Ministry Protocol: Thrilling Tales of the Ministry of Peculiar Occurrences
Page 37
*****
When Agent Lawrence P. Dagenhardt opened his eyes, he expected to see angels, not ragged samurai silhouetted against the sky, their coats painted with various stages of gore. The Shinsengumi officer nearest prodded him with his katana’s sheath, saying something like “Is it still alive?”
Law tried to explain that yes, against all odds, he was alive but unless they found him a stiff drink in the next hour or so, he might change his mind. Hacking coughs came out instead. Then she was there, leaning over him with her scraped cheek, her long, dark ponytail swinging over his brass shoulder.
“I am glad to see you in more or less one piece, Agent Dagenhardt,” she said.
He coughed, tilting his head left and right, scanning between hakama-clad legs for Brutus’s fetlocks. He attempted to sit up, but Tokiko pressed a hand to his chest, where the straps holding his arm in place intersected over his breastbone.
“Your horse is well. He is waiting on the other side of the river.” Her hand let up. “While you were busy destroying the bridge, I located our murderer.”
Law raised his eyebrows. “‘Ow’d you manage that?”
“Trade tools.” She smiled. “Susano’o’s mikoshi had a new lid, and the festival preparations are public. It was not difficult to discover which wood-carver replaced the mikoshi’s roof. Our culprit confessed: he went to the clock-maker’s shop to retrieve the bomb and discovered him sending a message to the Shinsengumi. He killed him with this.” She brandished a small, flat blade. Sure enough, there was an arched groove up the back of the tool. “A carving instrument.”
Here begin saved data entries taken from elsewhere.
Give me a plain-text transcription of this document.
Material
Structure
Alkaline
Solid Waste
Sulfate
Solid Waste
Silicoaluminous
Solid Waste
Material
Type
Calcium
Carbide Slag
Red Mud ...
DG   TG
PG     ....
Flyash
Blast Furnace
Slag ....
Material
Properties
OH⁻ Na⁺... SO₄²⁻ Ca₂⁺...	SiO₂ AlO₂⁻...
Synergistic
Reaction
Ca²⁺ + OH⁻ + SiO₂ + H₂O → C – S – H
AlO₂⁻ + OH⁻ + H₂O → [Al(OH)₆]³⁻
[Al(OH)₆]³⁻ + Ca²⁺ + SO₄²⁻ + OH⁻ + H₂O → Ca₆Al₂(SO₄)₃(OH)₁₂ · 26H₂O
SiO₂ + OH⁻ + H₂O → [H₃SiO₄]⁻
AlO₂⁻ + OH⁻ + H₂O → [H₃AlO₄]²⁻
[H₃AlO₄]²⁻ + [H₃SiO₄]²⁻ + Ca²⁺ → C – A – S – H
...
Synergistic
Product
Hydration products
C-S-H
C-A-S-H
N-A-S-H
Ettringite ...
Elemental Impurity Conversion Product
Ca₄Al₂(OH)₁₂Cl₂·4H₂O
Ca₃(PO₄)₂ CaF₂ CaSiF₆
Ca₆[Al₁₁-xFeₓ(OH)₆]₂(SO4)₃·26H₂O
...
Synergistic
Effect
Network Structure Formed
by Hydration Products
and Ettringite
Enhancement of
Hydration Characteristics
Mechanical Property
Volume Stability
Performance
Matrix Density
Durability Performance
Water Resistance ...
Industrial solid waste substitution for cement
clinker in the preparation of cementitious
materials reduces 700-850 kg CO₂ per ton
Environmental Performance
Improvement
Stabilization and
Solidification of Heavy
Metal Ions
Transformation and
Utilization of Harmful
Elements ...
Law reached for the tool. Or, tried to. The mechanisms in his arm protested, grinding as he tried to move. He clenched his teeth, immediately feeling the shackles of his handicap tightening on him. No left arm meant less balance, less mobility, less agency. It would take him an hour to saddle Brutus.
Tokiko’s small, strong hand gripped him behind the neck and pulled him upright. Dizziness took effect, and it was a marker of personal control that Law didn’t heave up half the Kamo River on her Patrol Captain’s sandals. She gave him a sympathetic smile and he couldn’t help but feel a slight tremble in his stomach that had nothing to do with how much river-water he’d swallowed. He looked toward the bridge instead.
There was a great chunk blasted out, planks dangling in charred tendrils from the crater. Only a smouldering lattice of the hardest, blackest wood remained around the middle. He sighed, looking down at his bashed up brass shoulder. It wasn’t in much better condition.
“I am sorry about your arm, Agent Dagenhardt,” Tokiko said, following his gaze. “At least the Choushuu have provided parts for its repair.” She nodded at the clockwork oni. Her hand moved from his shoulder to his forearm and squeezed until he met her gaze. “I suppose we cannot let you run away to Nagasaki until it is repaired.”
Why she’d chosen those specific words he didn’t know, but Law glanced up at her, squinting without a gentleman’s bowler to shield him from the sunlight. She was giving him her not-quite smile again, fanning the embers in his chest. As if to give those embers evidence, his throat opened like a flue, sending up words like smoke.
“Miss ‘Anamura, begging your pardon, I’d very much like to stay a while, if it pleases you.”
The flicker in her dark eyes told him it did.